Test results promising
After 230,000 shots, despite the abrasive properties of the test substance, the internal diameters of the dispensers hardly changed measurably, as shown in Figure 1. The left dispenser now takes 0.107 g of material instead of 0.100 g; the middle dispenser 0.103 g instead of 0.100 g; and the right dispenser 0.108 g instead of 0.099 g initially. From these minor differences it can be deduced that the abrasive medium has only an insignificant influence on the material quality, even with a very large number of single shots.
The test was continued for research purposes after reaching the customer's target (230,000 dispensing shots). The preeflow team hoped that this would provide concrete data on the duration of the test series through to total system failure. When does leakage occur? When does the dispensing pressure drop? Questions like these remained unanswered, even after 1,000,0000 dispensing shots, as no significant changes were measurable (Figure 2). Even the visible wear caused by the abrasive high-pressure lubricant remained within limits (left now 0.106; middle 0.114; right 0.106). The final visual inspection also showed that all rotors were in excellent condition. The stators exhibited merely the expected wear, which in any case did not deviate significantly from the original, at an average of 3% (outer diameter) and 8%, respectively.
Conclusion
These values prove that the 230,000 metering shots required by the customer can be surpassed many times over, and even then, no signs of failure are measurable under laboratory conditions.

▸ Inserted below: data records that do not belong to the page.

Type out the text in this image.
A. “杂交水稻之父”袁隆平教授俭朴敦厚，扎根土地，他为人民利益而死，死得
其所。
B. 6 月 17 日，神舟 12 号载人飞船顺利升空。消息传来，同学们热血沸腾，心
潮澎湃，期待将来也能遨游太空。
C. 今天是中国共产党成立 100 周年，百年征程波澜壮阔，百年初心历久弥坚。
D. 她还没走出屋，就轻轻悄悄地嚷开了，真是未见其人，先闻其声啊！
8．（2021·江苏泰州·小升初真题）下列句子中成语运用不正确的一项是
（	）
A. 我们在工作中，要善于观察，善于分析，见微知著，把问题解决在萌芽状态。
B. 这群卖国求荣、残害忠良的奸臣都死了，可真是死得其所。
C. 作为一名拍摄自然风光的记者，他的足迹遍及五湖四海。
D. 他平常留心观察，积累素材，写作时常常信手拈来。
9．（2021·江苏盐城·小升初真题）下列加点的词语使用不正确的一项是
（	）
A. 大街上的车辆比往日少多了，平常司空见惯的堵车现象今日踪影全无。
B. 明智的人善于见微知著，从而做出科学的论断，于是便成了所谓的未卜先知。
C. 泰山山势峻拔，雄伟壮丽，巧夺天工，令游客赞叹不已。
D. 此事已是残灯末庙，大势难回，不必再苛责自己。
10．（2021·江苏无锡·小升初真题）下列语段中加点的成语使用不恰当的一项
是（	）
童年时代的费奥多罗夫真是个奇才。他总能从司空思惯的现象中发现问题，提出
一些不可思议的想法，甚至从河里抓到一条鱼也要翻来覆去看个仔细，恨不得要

Switching from piston pumps to the eco-PEN600 thus guarantees the customer demonstrable savings, as the long dispensing time means it is no longer necessary to replace valves every 4 weeks. Moreover, eco-PEN600 maintenance costs are reduced still further, even in long-term use, as it has been proven that the DC-coated rotors are non-wearing, and the variations in dispensing quantity in a single shot are negligible in view of their low value (max. plus → 18.9 mg / max. minus → 7.3 mg). All the equipment – starting with the dispenser – exhibited zero leakage. No substances containing oil could be detected either there or on pipelines and fittings. Nor were there any detectable quality defects due to viscosity differences. It can be assumed that recalibration can increase the achieved 1,000,000 dispensing shots at comparable quality, and with no material fatigue.